Jochen is in custody, although the punk also has to fight prejudice among the investigators. Thomas Grawe in particular turns out to be very skeptical about the stories he tells. Jochen therefore confides in Peter Fuchs that the driver first drove on before reversing and taking him along. After clues from neighbors, the investigators finally come across Ralph, who is identified by Jochen as the driver. Jochen can also recognize Helma as the driver of the accident vehicle. To the surprise of the investigators, Helma claims to have killed Krebs who had blackmailed her husband. At the end of the day, the person who caused the accident is quickly identified: Against the will of his parents, Kai voluntarily turns himself in to the police because he can no longer emotionally cope with his family's tactics for his protection and cannot live with the guilt.

production

The Tramper variant was filmed from September 15 to November 25, 1988 in Königs Wusterhausen , Zeuthen , Eberswalde , Zehdenick , Schildow , Lehnstedt , Kallinchen and Jena - Cospeda . The costumes of the film created Evelyn Gesper that Filmbauten come from Rose-Marie Halfpap . The film premiered on February 19, 1989 in the first program of GDR television.
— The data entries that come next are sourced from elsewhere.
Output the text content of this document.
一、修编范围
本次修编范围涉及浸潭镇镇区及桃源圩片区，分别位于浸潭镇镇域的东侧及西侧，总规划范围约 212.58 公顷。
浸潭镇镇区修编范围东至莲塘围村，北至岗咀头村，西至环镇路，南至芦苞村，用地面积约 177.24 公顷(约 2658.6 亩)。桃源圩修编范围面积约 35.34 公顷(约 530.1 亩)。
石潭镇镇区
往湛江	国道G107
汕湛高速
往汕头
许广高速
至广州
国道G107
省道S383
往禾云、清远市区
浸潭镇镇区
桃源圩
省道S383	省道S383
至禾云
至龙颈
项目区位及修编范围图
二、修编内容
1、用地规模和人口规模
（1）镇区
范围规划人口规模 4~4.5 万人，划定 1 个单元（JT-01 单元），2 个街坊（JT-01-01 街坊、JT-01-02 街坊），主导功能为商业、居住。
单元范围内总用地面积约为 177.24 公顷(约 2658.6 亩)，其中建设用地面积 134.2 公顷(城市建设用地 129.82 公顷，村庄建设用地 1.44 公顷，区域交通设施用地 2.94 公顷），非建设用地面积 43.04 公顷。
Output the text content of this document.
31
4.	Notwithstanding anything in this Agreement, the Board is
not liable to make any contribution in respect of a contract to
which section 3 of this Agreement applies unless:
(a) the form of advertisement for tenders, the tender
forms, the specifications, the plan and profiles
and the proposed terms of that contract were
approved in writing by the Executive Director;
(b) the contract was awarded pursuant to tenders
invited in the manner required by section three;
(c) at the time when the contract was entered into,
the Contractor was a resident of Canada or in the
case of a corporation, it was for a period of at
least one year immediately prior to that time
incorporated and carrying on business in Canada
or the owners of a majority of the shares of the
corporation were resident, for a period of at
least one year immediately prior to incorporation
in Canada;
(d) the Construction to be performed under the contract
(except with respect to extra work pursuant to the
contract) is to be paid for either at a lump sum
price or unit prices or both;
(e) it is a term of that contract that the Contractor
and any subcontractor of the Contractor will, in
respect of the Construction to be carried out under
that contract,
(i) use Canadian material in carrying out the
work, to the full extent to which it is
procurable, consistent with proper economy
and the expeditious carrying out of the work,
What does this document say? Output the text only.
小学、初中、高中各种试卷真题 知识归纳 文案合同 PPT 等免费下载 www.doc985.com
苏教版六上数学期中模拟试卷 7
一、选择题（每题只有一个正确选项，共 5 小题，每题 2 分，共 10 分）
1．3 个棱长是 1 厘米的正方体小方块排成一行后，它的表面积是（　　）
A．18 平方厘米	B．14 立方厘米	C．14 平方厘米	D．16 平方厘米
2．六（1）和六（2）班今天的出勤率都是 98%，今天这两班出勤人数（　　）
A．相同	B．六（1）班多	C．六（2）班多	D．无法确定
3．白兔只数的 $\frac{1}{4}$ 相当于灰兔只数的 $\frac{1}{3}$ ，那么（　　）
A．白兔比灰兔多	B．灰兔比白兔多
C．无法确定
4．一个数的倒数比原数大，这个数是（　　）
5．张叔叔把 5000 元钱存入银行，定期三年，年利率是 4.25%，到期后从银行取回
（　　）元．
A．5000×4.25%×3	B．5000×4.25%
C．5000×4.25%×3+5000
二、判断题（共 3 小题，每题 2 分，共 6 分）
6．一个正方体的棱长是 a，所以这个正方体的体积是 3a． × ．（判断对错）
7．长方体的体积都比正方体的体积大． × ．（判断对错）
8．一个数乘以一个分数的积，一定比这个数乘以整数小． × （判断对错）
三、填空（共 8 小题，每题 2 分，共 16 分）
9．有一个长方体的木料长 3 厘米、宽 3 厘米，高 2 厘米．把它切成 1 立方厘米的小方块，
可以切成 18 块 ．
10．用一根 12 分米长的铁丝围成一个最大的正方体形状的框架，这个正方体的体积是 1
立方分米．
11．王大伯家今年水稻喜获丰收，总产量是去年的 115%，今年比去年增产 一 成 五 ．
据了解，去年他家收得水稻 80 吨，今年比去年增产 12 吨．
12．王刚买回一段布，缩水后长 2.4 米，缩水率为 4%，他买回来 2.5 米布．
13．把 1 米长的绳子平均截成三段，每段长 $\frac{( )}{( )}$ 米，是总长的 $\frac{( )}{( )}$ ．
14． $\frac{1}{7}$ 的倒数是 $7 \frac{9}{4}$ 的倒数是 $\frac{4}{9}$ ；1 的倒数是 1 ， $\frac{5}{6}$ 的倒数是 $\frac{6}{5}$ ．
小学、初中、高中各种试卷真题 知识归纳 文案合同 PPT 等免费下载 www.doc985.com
The audience participation was 41.4 percent.

It was the 126th episode in the film series Polizeiruf 110 . Captain Peter Fuchs investigated in his 76th case and Oberleutnant Thomas Grawe in his 17th case.

literature

  • Peter Hoff: Police call 110. Films, facts, cases. Das Neue Berlin, Berlin 2001, ISBN 3-360-00958-4 , p. 134.

Web links

Individual evidence

  1. Presentation according to http://www.polizeiruf110-lexikon.de/filme.php?Nummer=126 (link only available to a limited extent)
  2. ^ Peter Hoff: Police call 110. Films, facts, cases . Das Neue Berlin, Berlin 2001, p. 134.